The Sinking City by Frogwares is a third person action adventure horror game that has deep roots in the HP Lovecraft universe. The Cthulhu styled themes and familiar gameplay make this a joy to play even though there are a few issues around combat and movement.
Oakmont is the setting of the game which is a 1920’s seaside town that has been affected by a devastating flood of supernatural origins. The town feels old and lived in and the damage caused by the flood can be seen both the surface of the buildings and the pain on the NPCs faces.
It’s one thing this game does very well, immersion in the story. The voice acting is very good and the mannerisms of the character models are fantastic. Each person you meet has micro expressions that genuinely add to the narrative.
You play Charles Reed, a private eye with a military background, because this is “Lovecraftian” and that is always the cliche centre of the world, just look at the game “Call of Cthulhu”. The adventure begins with your character suffering from dark visions that call him to Oakmont in search of a cure before the madness sets in.
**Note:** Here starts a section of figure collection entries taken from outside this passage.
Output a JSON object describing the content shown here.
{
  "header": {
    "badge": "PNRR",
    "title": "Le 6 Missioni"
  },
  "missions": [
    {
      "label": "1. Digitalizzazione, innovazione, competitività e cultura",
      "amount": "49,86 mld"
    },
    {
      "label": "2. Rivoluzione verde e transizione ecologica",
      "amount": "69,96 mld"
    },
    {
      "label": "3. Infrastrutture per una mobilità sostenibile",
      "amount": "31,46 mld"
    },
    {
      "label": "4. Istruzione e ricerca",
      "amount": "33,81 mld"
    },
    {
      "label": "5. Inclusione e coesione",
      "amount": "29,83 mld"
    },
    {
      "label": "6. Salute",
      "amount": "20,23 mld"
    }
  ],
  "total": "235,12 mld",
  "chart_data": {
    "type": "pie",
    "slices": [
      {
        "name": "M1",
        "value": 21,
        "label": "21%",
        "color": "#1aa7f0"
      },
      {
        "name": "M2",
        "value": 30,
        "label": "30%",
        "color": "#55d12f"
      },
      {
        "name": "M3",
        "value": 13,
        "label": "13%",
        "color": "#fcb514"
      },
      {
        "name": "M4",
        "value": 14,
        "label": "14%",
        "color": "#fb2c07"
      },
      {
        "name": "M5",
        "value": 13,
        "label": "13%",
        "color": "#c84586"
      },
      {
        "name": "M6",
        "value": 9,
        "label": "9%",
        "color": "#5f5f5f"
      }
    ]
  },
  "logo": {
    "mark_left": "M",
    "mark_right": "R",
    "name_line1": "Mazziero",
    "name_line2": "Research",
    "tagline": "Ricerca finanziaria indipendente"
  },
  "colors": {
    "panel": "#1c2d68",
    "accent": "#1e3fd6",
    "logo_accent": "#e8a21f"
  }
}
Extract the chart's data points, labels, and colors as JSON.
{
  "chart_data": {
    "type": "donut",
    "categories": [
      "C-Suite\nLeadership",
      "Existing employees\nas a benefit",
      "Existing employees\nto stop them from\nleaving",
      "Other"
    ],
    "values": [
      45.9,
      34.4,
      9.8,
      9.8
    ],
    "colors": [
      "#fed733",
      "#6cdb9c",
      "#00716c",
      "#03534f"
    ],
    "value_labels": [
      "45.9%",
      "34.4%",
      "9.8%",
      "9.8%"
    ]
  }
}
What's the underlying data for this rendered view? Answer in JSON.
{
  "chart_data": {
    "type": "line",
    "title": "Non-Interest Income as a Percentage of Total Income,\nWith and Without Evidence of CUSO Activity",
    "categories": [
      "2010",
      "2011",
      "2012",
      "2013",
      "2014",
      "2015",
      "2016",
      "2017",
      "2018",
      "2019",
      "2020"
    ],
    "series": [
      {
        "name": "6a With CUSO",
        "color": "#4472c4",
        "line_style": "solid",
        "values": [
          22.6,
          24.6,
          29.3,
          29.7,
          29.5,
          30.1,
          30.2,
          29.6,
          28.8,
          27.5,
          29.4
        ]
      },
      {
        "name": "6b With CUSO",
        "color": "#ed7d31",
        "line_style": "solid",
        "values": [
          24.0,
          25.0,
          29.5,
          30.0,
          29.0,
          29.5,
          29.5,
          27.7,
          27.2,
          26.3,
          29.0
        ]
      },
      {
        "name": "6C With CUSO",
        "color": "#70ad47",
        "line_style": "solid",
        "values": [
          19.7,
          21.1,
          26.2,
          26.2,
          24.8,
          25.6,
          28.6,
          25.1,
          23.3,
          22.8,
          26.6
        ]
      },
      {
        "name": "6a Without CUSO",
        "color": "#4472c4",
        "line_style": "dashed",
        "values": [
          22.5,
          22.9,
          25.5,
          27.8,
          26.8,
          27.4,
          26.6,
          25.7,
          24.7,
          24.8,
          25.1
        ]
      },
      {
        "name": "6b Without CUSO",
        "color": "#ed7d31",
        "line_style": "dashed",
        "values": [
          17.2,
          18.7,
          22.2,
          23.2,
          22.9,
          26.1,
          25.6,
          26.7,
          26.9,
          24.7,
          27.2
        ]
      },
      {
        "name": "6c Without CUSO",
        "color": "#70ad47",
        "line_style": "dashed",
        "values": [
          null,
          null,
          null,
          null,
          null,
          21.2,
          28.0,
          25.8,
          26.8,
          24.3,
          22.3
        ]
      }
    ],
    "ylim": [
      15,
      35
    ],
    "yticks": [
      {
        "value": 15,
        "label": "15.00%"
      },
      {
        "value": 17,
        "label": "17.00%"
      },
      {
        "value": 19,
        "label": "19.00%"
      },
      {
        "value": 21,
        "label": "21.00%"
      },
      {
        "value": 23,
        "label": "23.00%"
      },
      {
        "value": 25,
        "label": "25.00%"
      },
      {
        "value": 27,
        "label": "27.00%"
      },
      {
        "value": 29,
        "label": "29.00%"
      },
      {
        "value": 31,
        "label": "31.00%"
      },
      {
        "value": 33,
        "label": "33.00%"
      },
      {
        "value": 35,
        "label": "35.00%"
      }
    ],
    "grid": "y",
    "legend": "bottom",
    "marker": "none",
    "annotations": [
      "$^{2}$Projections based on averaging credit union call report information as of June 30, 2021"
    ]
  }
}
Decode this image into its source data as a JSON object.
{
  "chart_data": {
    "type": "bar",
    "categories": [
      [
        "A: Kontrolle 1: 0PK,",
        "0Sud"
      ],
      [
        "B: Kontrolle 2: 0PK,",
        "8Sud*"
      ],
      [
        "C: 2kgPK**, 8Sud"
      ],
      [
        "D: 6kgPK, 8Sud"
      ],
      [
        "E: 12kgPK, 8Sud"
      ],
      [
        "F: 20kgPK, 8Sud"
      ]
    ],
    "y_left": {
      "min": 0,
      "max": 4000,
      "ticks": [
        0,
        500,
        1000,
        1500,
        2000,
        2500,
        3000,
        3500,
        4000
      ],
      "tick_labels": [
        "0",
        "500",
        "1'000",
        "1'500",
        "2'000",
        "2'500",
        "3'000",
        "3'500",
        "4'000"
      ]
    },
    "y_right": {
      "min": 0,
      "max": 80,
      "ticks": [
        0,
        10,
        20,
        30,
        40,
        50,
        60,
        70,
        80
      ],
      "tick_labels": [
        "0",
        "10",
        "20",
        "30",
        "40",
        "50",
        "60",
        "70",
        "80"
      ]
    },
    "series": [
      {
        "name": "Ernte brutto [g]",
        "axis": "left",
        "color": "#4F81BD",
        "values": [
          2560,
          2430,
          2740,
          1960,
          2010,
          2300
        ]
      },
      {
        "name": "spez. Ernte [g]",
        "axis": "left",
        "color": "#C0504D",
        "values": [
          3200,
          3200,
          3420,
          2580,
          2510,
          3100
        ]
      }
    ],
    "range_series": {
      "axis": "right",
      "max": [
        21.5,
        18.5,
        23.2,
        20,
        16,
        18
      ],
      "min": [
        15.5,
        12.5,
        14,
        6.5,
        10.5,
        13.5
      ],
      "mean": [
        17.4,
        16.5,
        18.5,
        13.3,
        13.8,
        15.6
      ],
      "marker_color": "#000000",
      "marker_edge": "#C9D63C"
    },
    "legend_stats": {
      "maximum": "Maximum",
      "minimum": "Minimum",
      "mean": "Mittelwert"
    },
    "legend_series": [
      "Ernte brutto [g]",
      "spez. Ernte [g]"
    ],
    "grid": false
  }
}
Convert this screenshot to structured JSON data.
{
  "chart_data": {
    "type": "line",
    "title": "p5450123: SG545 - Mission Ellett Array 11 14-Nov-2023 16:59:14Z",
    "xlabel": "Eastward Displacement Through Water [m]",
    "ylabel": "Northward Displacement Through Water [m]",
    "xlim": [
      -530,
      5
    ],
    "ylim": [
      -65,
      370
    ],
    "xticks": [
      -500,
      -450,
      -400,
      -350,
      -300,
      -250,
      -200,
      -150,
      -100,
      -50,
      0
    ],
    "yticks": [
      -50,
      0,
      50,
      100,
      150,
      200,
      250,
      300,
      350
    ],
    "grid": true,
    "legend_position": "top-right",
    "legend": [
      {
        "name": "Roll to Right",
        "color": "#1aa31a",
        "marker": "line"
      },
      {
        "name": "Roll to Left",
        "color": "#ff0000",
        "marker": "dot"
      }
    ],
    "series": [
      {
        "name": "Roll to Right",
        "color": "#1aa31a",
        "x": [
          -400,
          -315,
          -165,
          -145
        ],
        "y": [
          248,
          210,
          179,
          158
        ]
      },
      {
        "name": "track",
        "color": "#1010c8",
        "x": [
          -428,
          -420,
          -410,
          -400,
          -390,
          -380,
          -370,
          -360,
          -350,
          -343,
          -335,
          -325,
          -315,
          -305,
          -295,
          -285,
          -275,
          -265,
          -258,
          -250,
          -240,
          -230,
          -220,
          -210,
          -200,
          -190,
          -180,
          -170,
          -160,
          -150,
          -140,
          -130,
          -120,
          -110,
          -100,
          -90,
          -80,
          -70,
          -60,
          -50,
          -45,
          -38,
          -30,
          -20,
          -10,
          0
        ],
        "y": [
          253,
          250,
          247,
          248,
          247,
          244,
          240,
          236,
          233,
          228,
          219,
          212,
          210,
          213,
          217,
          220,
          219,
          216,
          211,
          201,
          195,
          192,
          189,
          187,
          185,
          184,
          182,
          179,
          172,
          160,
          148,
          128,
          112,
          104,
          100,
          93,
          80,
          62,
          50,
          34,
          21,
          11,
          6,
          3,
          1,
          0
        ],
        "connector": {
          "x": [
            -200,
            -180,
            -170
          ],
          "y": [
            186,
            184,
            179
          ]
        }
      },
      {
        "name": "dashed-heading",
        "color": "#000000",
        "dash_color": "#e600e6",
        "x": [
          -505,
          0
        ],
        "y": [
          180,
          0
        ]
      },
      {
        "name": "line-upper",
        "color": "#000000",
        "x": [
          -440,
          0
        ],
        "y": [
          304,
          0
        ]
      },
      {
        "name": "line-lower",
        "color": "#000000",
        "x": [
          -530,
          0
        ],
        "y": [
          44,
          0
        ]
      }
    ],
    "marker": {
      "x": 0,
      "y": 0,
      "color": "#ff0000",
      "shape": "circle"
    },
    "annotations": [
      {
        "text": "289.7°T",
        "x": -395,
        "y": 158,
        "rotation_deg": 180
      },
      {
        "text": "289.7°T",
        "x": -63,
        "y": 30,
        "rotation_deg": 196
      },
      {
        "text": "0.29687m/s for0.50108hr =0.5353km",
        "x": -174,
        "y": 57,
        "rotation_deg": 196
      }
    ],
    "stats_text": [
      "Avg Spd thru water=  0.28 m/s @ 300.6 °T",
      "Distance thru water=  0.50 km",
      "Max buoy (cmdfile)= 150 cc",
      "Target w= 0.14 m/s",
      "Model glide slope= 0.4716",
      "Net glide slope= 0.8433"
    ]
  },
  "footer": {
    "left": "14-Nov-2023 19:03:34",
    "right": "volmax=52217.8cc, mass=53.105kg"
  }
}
Along the way you’ll meet monsters known as Wildbeasts which come in various types and sizes. The combat in these moments can feel awkward and at times a throwback to the broken camera angles of previous generation games like Silent Hill. Your character can move extremely slow compared to your own reaction time at these times. This could be to add to the sensation of the monsters being faster than natural but it ends up feeling more like an unpolished mechanic of the game.
Combat is playable, but not necessarily enjoyable.
The part of the game that more than makes up for it though is the detective work. It really drives the narrative along in a way that makes every decision you make and every clue you find an important part of the process. Your own supernatural ability is reminiscent of the “Detective Mode” vision in the Batman: Arkham games if it was twisted with the incredible evil of Cthulhu. It takes you into the “Mind Palace” where you can see the shadows of events taking place to determine the motives of characters, it’s very well done. Don’t stay there too long, or you’ll notice the evil around you grasping to drag you in forever.
At times I compare this game to one of my favourites of all time, an Xbox title called “Alan Wake” which is one of the highest compliments I can give. The mythology focused world of evil surrounding the town without a doubt cements this as a game of depth and character and few tell it better than the Sinking City. The combat can let it down at times, but at the end of the day feels like a minor part of a much bigger story.